Tesla has opened up its online configurator to allow buyers to choose options. But they will have to wait for delivery, the first Tesla Model X SUVs not expected to reach U.S. buyers until early in the new year. And the company plans to start deliveries with the top-line Model X P90D. There’ll be an even longer wait for the base car.
That’s probably not a big deal considering the Model X is already more than two years behind schedule due to challenges Tesla CEO Elon Musk acknowledged were well beyond the company’s expectations. Where the California carmaker originally expected the new ute to make extensive use of parts and components carried over from the Model S sedan, it ultimately required a near complete makeover.
Along with its extended-range battery drive system – which will deliver an estimated 257 miles with the biggest available lithium-ion pack – the new Tesla Model X will feature distinctive “falcon” doors.
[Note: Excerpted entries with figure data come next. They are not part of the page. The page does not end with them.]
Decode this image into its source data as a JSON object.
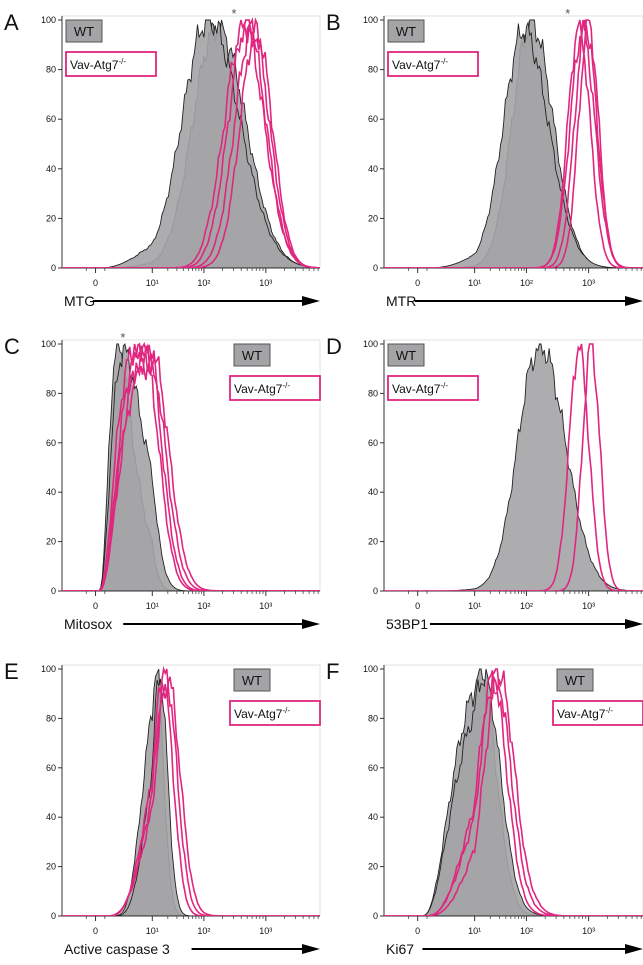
{
  "colors": {
    "wt_fill": "#a4a4a6",
    "wt_stroke": "#222222",
    "ko_stroke": "#e0267f",
    "axis": "#333333",
    "text": "#111111"
  },
  "legend": {
    "wt": "WT",
    "ko_base": "Vav-Atg7",
    "ko_sup": "-/-"
  },
  "chart_data": [
    {
      "id": "A",
      "type": "histogram",
      "panel_label": "A",
      "xlabel": "MTG",
      "xscale": "biexponential",
      "xticks": [
        "0",
        "10¹",
        "10²",
        "10³"
      ],
      "ylim": [
        0,
        100
      ],
      "yticks": [
        "0",
        "20",
        "40",
        "60",
        "80",
        "100"
      ],
      "legend_position": "top-left",
      "asterisk": true,
      "series": [
        {
          "group": "WT",
          "peak": 170,
          "width": 0.45,
          "height": 97
        },
        {
          "group": "WT",
          "peak": 120,
          "width": 0.5,
          "height": 100
        },
        {
          "group": "Vav-Atg7-/-",
          "peak": 600,
          "width": 0.28,
          "height": 97
        },
        {
          "group": "Vav-Atg7-/-",
          "peak": 500,
          "width": 0.3,
          "height": 99
        },
        {
          "group": "Vav-Atg7-/-",
          "peak": 700,
          "width": 0.26,
          "height": 96
        },
        {
          "group": "Vav-Atg7-/-",
          "peak": 450,
          "width": 0.32,
          "height": 98
        }
      ]
    },
    {
      "id": "B",
      "type": "histogram",
      "panel_label": "B",
      "xlabel": "MTR",
      "xscale": "biexponential",
      "xticks": [
        "0",
        "10¹",
        "10²",
        "10³"
      ],
      "ylim": [
        0,
        100
      ],
      "yticks": [
        "0",
        "20",
        "40",
        "60",
        "80",
        "100"
      ],
      "legend_position": "top-left",
      "asterisk": true,
      "series": [
        {
          "group": "WT",
          "peak": 120,
          "width": 0.35,
          "height": 99
        },
        {
          "group": "WT",
          "peak": 90,
          "width": 0.4,
          "height": 96
        },
        {
          "group": "Vav-Atg7-/-",
          "peak": 900,
          "width": 0.18,
          "height": 98
        },
        {
          "group": "Vav-Atg7-/-",
          "peak": 700,
          "width": 0.18,
          "height": 97
        },
        {
          "group": "Vav-Atg7-/-",
          "peak": 1000,
          "width": 0.16,
          "height": 99
        },
        {
          "group": "Vav-Atg7-/-",
          "peak": 800,
          "width": 0.2,
          "height": 96
        }
      ]
    },
    {
      "id": "C",
      "type": "histogram",
      "panel_label": "C",
      "xlabel": "Mitosox",
      "xscale": "biexponential",
      "xticks": [
        "0",
        "10¹",
        "10²",
        "10³"
      ],
      "ylim": [
        0,
        100
      ],
      "yticks": [
        "0",
        "20",
        "40",
        "60",
        "80",
        "100"
      ],
      "legend_position": "top-right",
      "asterisk": true,
      "series": [
        {
          "group": "WT",
          "peak": 4,
          "width": 0.22,
          "height": 100
        },
        {
          "group": "WT",
          "peak": 5,
          "width": 0.25,
          "height": 97
        },
        {
          "group": "Vav-Atg7-/-",
          "peak": 8,
          "width": 0.28,
          "height": 98
        },
        {
          "group": "Vav-Atg7-/-",
          "peak": 9,
          "width": 0.3,
          "height": 95
        },
        {
          "group": "Vav-Atg7-/-",
          "peak": 7,
          "width": 0.28,
          "height": 97
        },
        {
          "group": "Vav-Atg7-/-",
          "peak": 10,
          "width": 0.32,
          "height": 96
        }
      ]
    },
    {
      "id": "D",
      "type": "histogram",
      "panel_label": "D",
      "xlabel": "53BP1",
      "xscale": "biexponential",
      "xticks": [
        "0",
        "10¹",
        "10²",
        "10³"
      ],
      "ylim": [
        0,
        100
      ],
      "yticks": [
        "0",
        "20",
        "40",
        "60",
        "80",
        "100"
      ],
      "legend_position": "top-left",
      "asterisk": false,
      "series": [
        {
          "group": "WT",
          "peak": 170,
          "width": 0.4,
          "height": 99
        },
        {
          "group": "Vav-Atg7-/-",
          "peak": 700,
          "width": 0.16,
          "height": 99
        },
        {
          "group": "Vav-Atg7-/-",
          "peak": 1100,
          "width": 0.14,
          "height": 99
        }
      ]
    },
    {
      "id": "E",
      "type": "histogram",
      "panel_label": "E",
      "xlabel": "Active caspase 3",
      "xscale": "biexponential",
      "xticks": [
        "0",
        "10¹",
        "10²",
        "10³"
      ],
      "ylim": [
        0,
        100
      ],
      "yticks": [
        "0",
        "20",
        "40",
        "60",
        "80",
        "100"
      ],
      "legend_position": "top-right",
      "asterisk": false,
      "series": [
        {
          "group": "WT",
          "peak": 12,
          "width": 0.14,
          "height": 99
        },
        {
          "group": "WT",
          "peak": 14,
          "width": 0.15,
          "height": 97
        },
        {
          "group": "Vav-Atg7-/-",
          "peak": 18,
          "width": 0.22,
          "height": 98
        },
        {
          "group": "Vav-Atg7-/-",
          "peak": 20,
          "width": 0.24,
          "height": 96
        },
        {
          "group": "Vav-Atg7-/-",
          "peak": 16,
          "width": 0.2,
          "height": 95
        }
      ]
    },
    {
      "id": "F",
      "type": "histogram",
      "panel_label": "F",
      "xlabel": "Ki67",
      "xscale": "biexponential",
      "xticks": [
        "0",
        "10¹",
        "10²",
        "10³"
      ],
      "ylim": [
        0,
        100
      ],
      "yticks": [
        "0",
        "20",
        "40",
        "60",
        "80",
        "100"
      ],
      "legend_position": "top-right",
      "asterisk": false,
      "series": [
        {
          "group": "WT",
          "peak": 13,
          "width": 0.3,
          "height": 99
        },
        {
          "group": "WT",
          "peak": 15,
          "width": 0.32,
          "height": 97
        },
        {
          "group": "Vav-Atg7-/-",
          "peak": 25,
          "width": 0.3,
          "height": 98
        },
        {
          "group": "Vav-Atg7-/-",
          "peak": 30,
          "width": 0.3,
          "height": 97
        },
        {
          "group": "Vav-Atg7-/-",
          "peak": 22,
          "width": 0.28,
          "height": 96
        }
      ]
    }
  ]
}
The design is similar to the upward-opening doors seen on products like the old Mercedes-Benz SLR, but as they open, they make an origami-like fold that allows the doors to operate in closed spaces like a garage.
(Tesla launches new, semi-autonomous Autopilot system. Click Here to learn more.)
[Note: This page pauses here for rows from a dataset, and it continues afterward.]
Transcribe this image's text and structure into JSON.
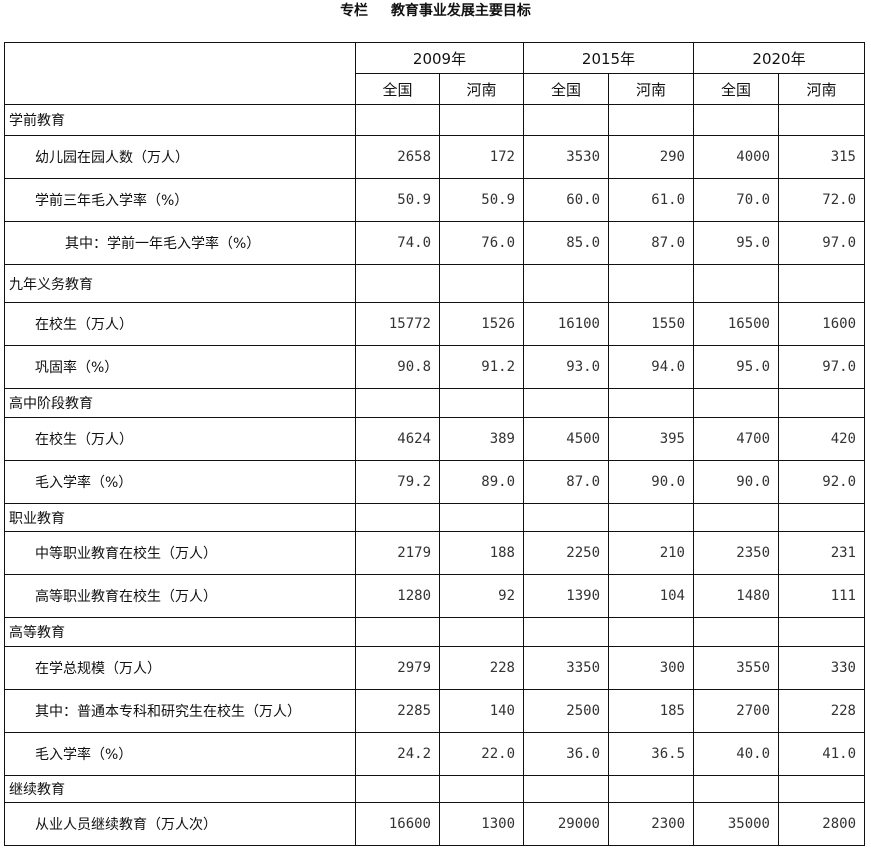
{
  "title": {
    "prefix": "专栏",
    "text": "教育事业发展主要目标"
  },
  "years": [
    "2009年",
    "2015年",
    "2020年"
  ],
  "subheaders": [
    "全国",
    "河南",
    "全国",
    "河南",
    "全国",
    "河南"
  ],
  "rows": [
    {
      "label": "学前教育",
      "level": 0,
      "values": [
        "",
        "",
        "",
        "",
        "",
        ""
      ]
    },
    {
      "label": "幼儿园在园人数（万人）",
      "level": 1,
      "values": [
        "2658",
        "172",
        "3530",
        "290",
        "4000",
        "315"
      ]
    },
    {
      "label": "学前三年毛入学率（%）",
      "level": 1,
      "values": [
        "50.9",
        "50.9",
        "60.0",
        "61.0",
        "70.0",
        "72.0"
      ]
    },
    {
      "label": "其中：学前一年毛入学率（%）",
      "level": 2,
      "values": [
        "74.0",
        "76.0",
        "85.0",
        "87.0",
        "95.0",
        "97.0"
      ]
    },
    {
      "label": "九年义务教育",
      "level": 0,
      "values": [
        "",
        "",
        "",
        "",
        "",
        ""
      ]
    },
    {
      "label": "在校生（万人）",
      "level": 1,
      "values": [
        "15772",
        "1526",
        "16100",
        "1550",
        "16500",
        "1600"
      ]
    },
    {
      "label": "巩固率（%）",
      "level": 1,
      "values": [
        "90.8",
        "91.2",
        "93.0",
        "94.0",
        "95.0",
        "97.0"
      ]
    },
    {
      "label": "高中阶段教育",
      "level": 0,
      "values": [
        "",
        "",
        "",
        "",
        "",
        ""
      ]
    },
    {
      "label": "在校生（万人）",
      "level": 1,
      "values": [
        "4624",
        "389",
        "4500",
        "395",
        "4700",
        "420"
      ]
    },
    {
      "label": "毛入学率（%）",
      "level": 1,
      "values": [
        "79.2",
        "89.0",
        "87.0",
        "90.0",
        "90.0",
        "92.0"
      ]
    },
    {
      "label": "职业教育",
      "level": 0,
      "values": [
        "",
        "",
        "",
        "",
        "",
        ""
      ]
    },
    {
      "label": "中等职业教育在校生（万人）",
      "level": 1,
      "values": [
        "2179",
        "188",
        "2250",
        "210",
        "2350",
        "231"
      ]
    },
    {
      "label": "高等职业教育在校生（万人）",
      "level": 1,
      "values": [
        "1280",
        "92",
        "1390",
        "104",
        "1480",
        "111"
      ]
    },
    {
      "label": "高等教育",
      "level": 0,
      "values": [
        "",
        "",
        "",
        "",
        "",
        ""
      ]
    },
    {
      "label": "在学总规模（万人）",
      "level": 1,
      "values": [
        "2979",
        "228",
        "3350",
        "300",
        "3550",
        "330"
      ]
    },
    {
      "label": "其中：普通本专科和研究生在校生（万人）",
      "level": 1,
      "values": [
        "2285",
        "140",
        "2500",
        "185",
        "2700",
        "228"
      ]
    },
    {
      "label": "毛入学率（%）",
      "level": 1,
      "values": [
        "24.2",
        "22.0",
        "36.0",
        "36.5",
        "40.0",
        "41.0"
      ]
    },
    {
      "label": "继续教育",
      "level": 0,
      "values": [
        "",
        "",
        "",
        "",
        "",
        ""
      ]
    },
    {
      "label": "从业人员继续教育（万人次）",
      "level": 1,
      "values": [
        "16600",
        "1300",
        "29000",
        "2300",
        "35000",
        "2800"
      ]
    }
  ]
}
There initially will be three available versions of the Model X, the base 70D, which uses a 70 kilowatt-hour battery good for an EPA-estimated 220 miles per charge. It will boast a top speed of 140 miles per hour and make 60 in six seconds even. That’s 0.8 seconds slower than the Model S P70 sedan – and $5,000 more.
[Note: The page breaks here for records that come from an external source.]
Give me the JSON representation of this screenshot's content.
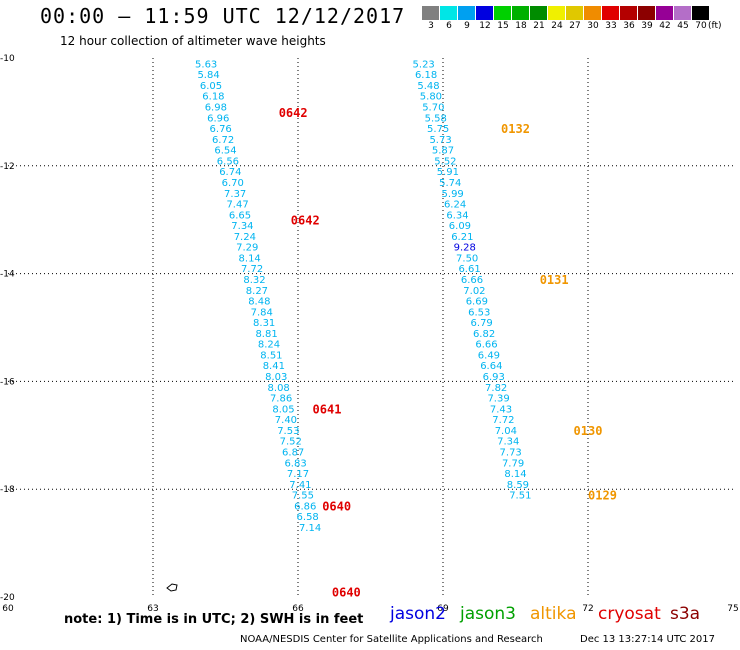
{
  "header": {
    "title": "00:00 – 11:59 UTC 12/12/2017",
    "subtitle": "12 hour collection of altimeter wave heights"
  },
  "color_scale": {
    "units": "(ft)",
    "bins": [
      {
        "label": "3",
        "color": "#808080"
      },
      {
        "label": "6",
        "color": "#00e6e6"
      },
      {
        "label": "9",
        "color": "#00a0f0"
      },
      {
        "label": "12",
        "color": "#0000e0"
      },
      {
        "label": "15",
        "color": "#00d000"
      },
      {
        "label": "18",
        "color": "#00b000"
      },
      {
        "label": "21",
        "color": "#008c00"
      },
      {
        "label": "24",
        "color": "#f0f000"
      },
      {
        "label": "27",
        "color": "#e0c800"
      },
      {
        "label": "30",
        "color": "#f08c00"
      },
      {
        "label": "33",
        "color": "#e00000"
      },
      {
        "label": "36",
        "color": "#b40000"
      },
      {
        "label": "39",
        "color": "#8c0000"
      },
      {
        "label": "42",
        "color": "#960096"
      },
      {
        "label": "45",
        "color": "#b46ec8"
      },
      {
        "label": "70",
        "color": "#000000"
      }
    ]
  },
  "chart_data": {
    "type": "scatter",
    "x_axis": {
      "range": [
        60,
        75
      ],
      "ticks": [
        "60",
        "63",
        "66",
        "69",
        "72",
        "75"
      ]
    },
    "y_axis": {
      "range": [
        -20,
        -10
      ],
      "ticks": [
        "-10",
        "-12",
        "-14",
        "-16",
        "-18",
        "-20"
      ]
    },
    "grid": true,
    "tracks": [
      {
        "satellite": "jason2",
        "color": "#00b4f0",
        "points": [
          {
            "x": 64.1,
            "y": -10.1,
            "swh": "5.63"
          },
          {
            "x": 64.15,
            "y": -10.3,
            "swh": "5.84"
          },
          {
            "x": 64.2,
            "y": -10.5,
            "swh": "6.05"
          },
          {
            "x": 64.25,
            "y": -10.7,
            "swh": "6.18"
          },
          {
            "x": 64.3,
            "y": -10.9,
            "swh": "6.98"
          },
          {
            "x": 64.35,
            "y": -11.1,
            "swh": "6.96"
          },
          {
            "x": 64.4,
            "y": -11.3,
            "swh": "6.76"
          },
          {
            "x": 64.45,
            "y": -11.5,
            "swh": "6.72"
          },
          {
            "x": 64.5,
            "y": -11.7,
            "swh": "6.54"
          },
          {
            "x": 64.55,
            "y": -11.9,
            "swh": "6.56"
          },
          {
            "x": 64.6,
            "y": -12.1,
            "swh": "6.74"
          },
          {
            "x": 64.65,
            "y": -12.3,
            "swh": "6.70"
          },
          {
            "x": 64.7,
            "y": -12.5,
            "swh": "7.37"
          },
          {
            "x": 64.75,
            "y": -12.7,
            "swh": "7.47"
          },
          {
            "x": 64.8,
            "y": -12.9,
            "swh": "6.65"
          },
          {
            "x": 64.85,
            "y": -13.1,
            "swh": "7.34"
          },
          {
            "x": 64.9,
            "y": -13.3,
            "swh": "7.24"
          },
          {
            "x": 64.95,
            "y": -13.5,
            "swh": "7.29"
          },
          {
            "x": 65.0,
            "y": -13.7,
            "swh": "8.14"
          },
          {
            "x": 65.05,
            "y": -13.9,
            "swh": "7.72"
          },
          {
            "x": 65.1,
            "y": -14.1,
            "swh": "8.32"
          },
          {
            "x": 65.15,
            "y": -14.3,
            "swh": "8.27"
          },
          {
            "x": 65.2,
            "y": -14.5,
            "swh": "8.48"
          },
          {
            "x": 65.25,
            "y": -14.7,
            "swh": "7.84"
          },
          {
            "x": 65.3,
            "y": -14.9,
            "swh": "8.31"
          },
          {
            "x": 65.35,
            "y": -15.1,
            "swh": "8.81"
          },
          {
            "x": 65.4,
            "y": -15.3,
            "swh": "8.24"
          },
          {
            "x": 65.45,
            "y": -15.5,
            "swh": "8.51"
          },
          {
            "x": 65.5,
            "y": -15.7,
            "swh": "8.41"
          },
          {
            "x": 65.55,
            "y": -15.9,
            "swh": "8.03"
          },
          {
            "x": 65.6,
            "y": -16.1,
            "swh": "8.08"
          },
          {
            "x": 65.65,
            "y": -16.3,
            "swh": "7.86"
          },
          {
            "x": 65.7,
            "y": -16.5,
            "swh": "8.05"
          },
          {
            "x": 65.75,
            "y": -16.7,
            "swh": "7.40"
          },
          {
            "x": 65.8,
            "y": -16.9,
            "swh": "7.53"
          },
          {
            "x": 65.85,
            "y": -17.1,
            "swh": "7.52"
          },
          {
            "x": 65.9,
            "y": -17.3,
            "swh": "6.87"
          },
          {
            "x": 65.95,
            "y": -17.5,
            "swh": "6.83"
          },
          {
            "x": 66.0,
            "y": -17.7,
            "swh": "7.17"
          },
          {
            "x": 66.05,
            "y": -17.9,
            "swh": "7.41"
          },
          {
            "x": 66.1,
            "y": -18.1,
            "swh": "7.55"
          },
          {
            "x": 66.15,
            "y": -18.3,
            "swh": "6.86"
          },
          {
            "x": 66.2,
            "y": -18.5,
            "swh": "6.58"
          },
          {
            "x": 66.25,
            "y": -18.7,
            "swh": "7.14"
          }
        ],
        "time_labels": [
          {
            "x": 65.9,
            "y": -11.0,
            "text": "0642"
          },
          {
            "x": 66.15,
            "y": -13.0,
            "text": "0642"
          },
          {
            "x": 66.6,
            "y": -16.5,
            "text": "0641"
          },
          {
            "x": 66.8,
            "y": -18.3,
            "text": "0640"
          },
          {
            "x": 67.0,
            "y": -19.9,
            "text": "0640"
          }
        ]
      },
      {
        "satellite": "altika",
        "color": "#00b4f0",
        "points": [
          {
            "x": 68.6,
            "y": -10.1,
            "swh": "5.23"
          },
          {
            "x": 68.65,
            "y": -10.3,
            "swh": "6.18"
          },
          {
            "x": 68.7,
            "y": -10.5,
            "swh": "5.48"
          },
          {
            "x": 68.75,
            "y": -10.7,
            "swh": "5.80"
          },
          {
            "x": 68.8,
            "y": -10.9,
            "swh": "5.70"
          },
          {
            "x": 68.85,
            "y": -11.1,
            "swh": "5.58"
          },
          {
            "x": 68.9,
            "y": -11.3,
            "swh": "5.75"
          },
          {
            "x": 68.95,
            "y": -11.5,
            "swh": "5.73"
          },
          {
            "x": 69.0,
            "y": -11.7,
            "swh": "5.87"
          },
          {
            "x": 69.05,
            "y": -11.9,
            "swh": "5.52"
          },
          {
            "x": 69.1,
            "y": -12.1,
            "swh": "5.91"
          },
          {
            "x": 69.15,
            "y": -12.3,
            "swh": "5.74"
          },
          {
            "x": 69.2,
            "y": -12.5,
            "swh": "5.99"
          },
          {
            "x": 69.25,
            "y": -12.7,
            "swh": "6.24"
          },
          {
            "x": 69.3,
            "y": -12.9,
            "swh": "6.34"
          },
          {
            "x": 69.35,
            "y": -13.1,
            "swh": "6.09"
          },
          {
            "x": 69.4,
            "y": -13.3,
            "swh": "6.21"
          },
          {
            "x": 69.45,
            "y": -13.5,
            "swh": "9.28"
          },
          {
            "x": 69.5,
            "y": -13.7,
            "swh": "7.50"
          },
          {
            "x": 69.55,
            "y": -13.9,
            "swh": "6.61"
          },
          {
            "x": 69.6,
            "y": -14.1,
            "swh": "6.66"
          },
          {
            "x": 69.65,
            "y": -14.3,
            "swh": "7.02"
          },
          {
            "x": 69.7,
            "y": -14.5,
            "swh": "6.69"
          },
          {
            "x": 69.75,
            "y": -14.7,
            "swh": "6.53"
          },
          {
            "x": 69.8,
            "y": -14.9,
            "swh": "6.79"
          },
          {
            "x": 69.85,
            "y": -15.1,
            "swh": "6.82"
          },
          {
            "x": 69.9,
            "y": -15.3,
            "swh": "6.66"
          },
          {
            "x": 69.95,
            "y": -15.5,
            "swh": "6.49"
          },
          {
            "x": 70.0,
            "y": -15.7,
            "swh": "6.64"
          },
          {
            "x": 70.05,
            "y": -15.9,
            "swh": "6.93"
          },
          {
            "x": 70.1,
            "y": -16.1,
            "swh": "7.82"
          },
          {
            "x": 70.15,
            "y": -16.3,
            "swh": "7.39"
          },
          {
            "x": 70.2,
            "y": -16.5,
            "swh": "7.43"
          },
          {
            "x": 70.25,
            "y": -16.7,
            "swh": "7.72"
          },
          {
            "x": 70.3,
            "y": -16.9,
            "swh": "7.04"
          },
          {
            "x": 70.35,
            "y": -17.1,
            "swh": "7.34"
          },
          {
            "x": 70.4,
            "y": -17.3,
            "swh": "7.73"
          },
          {
            "x": 70.45,
            "y": -17.5,
            "swh": "7.79"
          },
          {
            "x": 70.5,
            "y": -17.7,
            "swh": "8.14"
          },
          {
            "x": 70.55,
            "y": -17.9,
            "swh": "8.59"
          },
          {
            "x": 70.6,
            "y": -18.1,
            "swh": "7.51"
          }
        ],
        "time_labels": [
          {
            "x": 70.5,
            "y": -11.3,
            "text": "0132"
          },
          {
            "x": 71.3,
            "y": -14.1,
            "text": "0131"
          },
          {
            "x": 72.0,
            "y": -16.9,
            "text": "0130"
          },
          {
            "x": 72.3,
            "y": -18.1,
            "text": "0129"
          }
        ]
      }
    ]
  },
  "note": "note: 1) Time is in UTC; 2) SWH is in feet",
  "satellite_legend": [
    {
      "name": "jason2",
      "color": "#0000e0"
    },
    {
      "name": "jason3",
      "color": "#00a000"
    },
    {
      "name": "altika",
      "color": "#f09600"
    },
    {
      "name": "cryosat",
      "color": "#e00000"
    },
    {
      "name": "s3a",
      "color": "#8c0000"
    }
  ],
  "footer": {
    "credit": "NOAA/NESDIS Center for Satellite Applications and Research",
    "timestamp": "Dec 13 13:27:14 UTC 2017"
  }
}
The Tesla Model X 90D will get a 257-mile, 90 kWh lithium battery. Top speed jumps to 155 mph, with its 0 to 60 time cut to 4.8 seconds.
The top-line Tesla X P90D shares the same battery pack but gets Tesla’s new air suspension. Tuned for quick launches, it can hit 60 in 3.8 seconds – or 3.2 seconds with the optional Ludicrous Mode. That added performance trims range to 250 miles, however.
Taking a tip from German rivals like Porsche, who find ways to charge for just about every feature short of the air in the tires, Tesla will hit buyers for another $3,000 for a 6-seat model, $4,000 for the 7-seat version. Check the box for the Premium Package and expect to spend another $4,500. And for those living in the Snowbelt, there’s a $1,000 subzero package.
On the plus side of the ledger, the Tesla Model X will qualify for the federal $7,500 electric vehicle credit, and a number of states, including California, have additional incentives on the books. Tesla also claims buyers can expect to save about $9,000 in fuel costs over the first five years of ownership.
The maker claims to have thousands of orders already on the books. It remains to be seen, however, how much, if any, impact it will suffer as a result of recent quality and reliability problems.
The maker last week ordered the recall of every single Model S it has so far produced because of a problem that could cause a seatbelt to come loose.
(For more on the Tesla recall, Click Here.)
But that’s only one of the problems the maker has experienced lately. Last spring, widely followed Consumer Reports magazine reported that a test version of the Model S was “undriveable” due to various problems, including faulty electric door handles. But, two months later the magazine announced the battery sedan had effectively broken its test process, delivering more than a perfect score.
Last month, CR zigged back, announcing that, as part of its annual owner survey, the Model S was losing its “Recommended Buy” endorsement due to serious reliability issues.
It remains to be seen how Tesla will address the issue of quality and reliability with the new Model X.
The company plans to deliver the Tesla Model X P90D model first, starting early in 2016. The 90D will follow by mid-year. The base, $80,000 70D won’t reach owners until late in 2016.
Tesla plans to ramp up production through 2016, eventually reaching around 1,800 vehicles a week. That would mark a roughly 80% increase in its current output.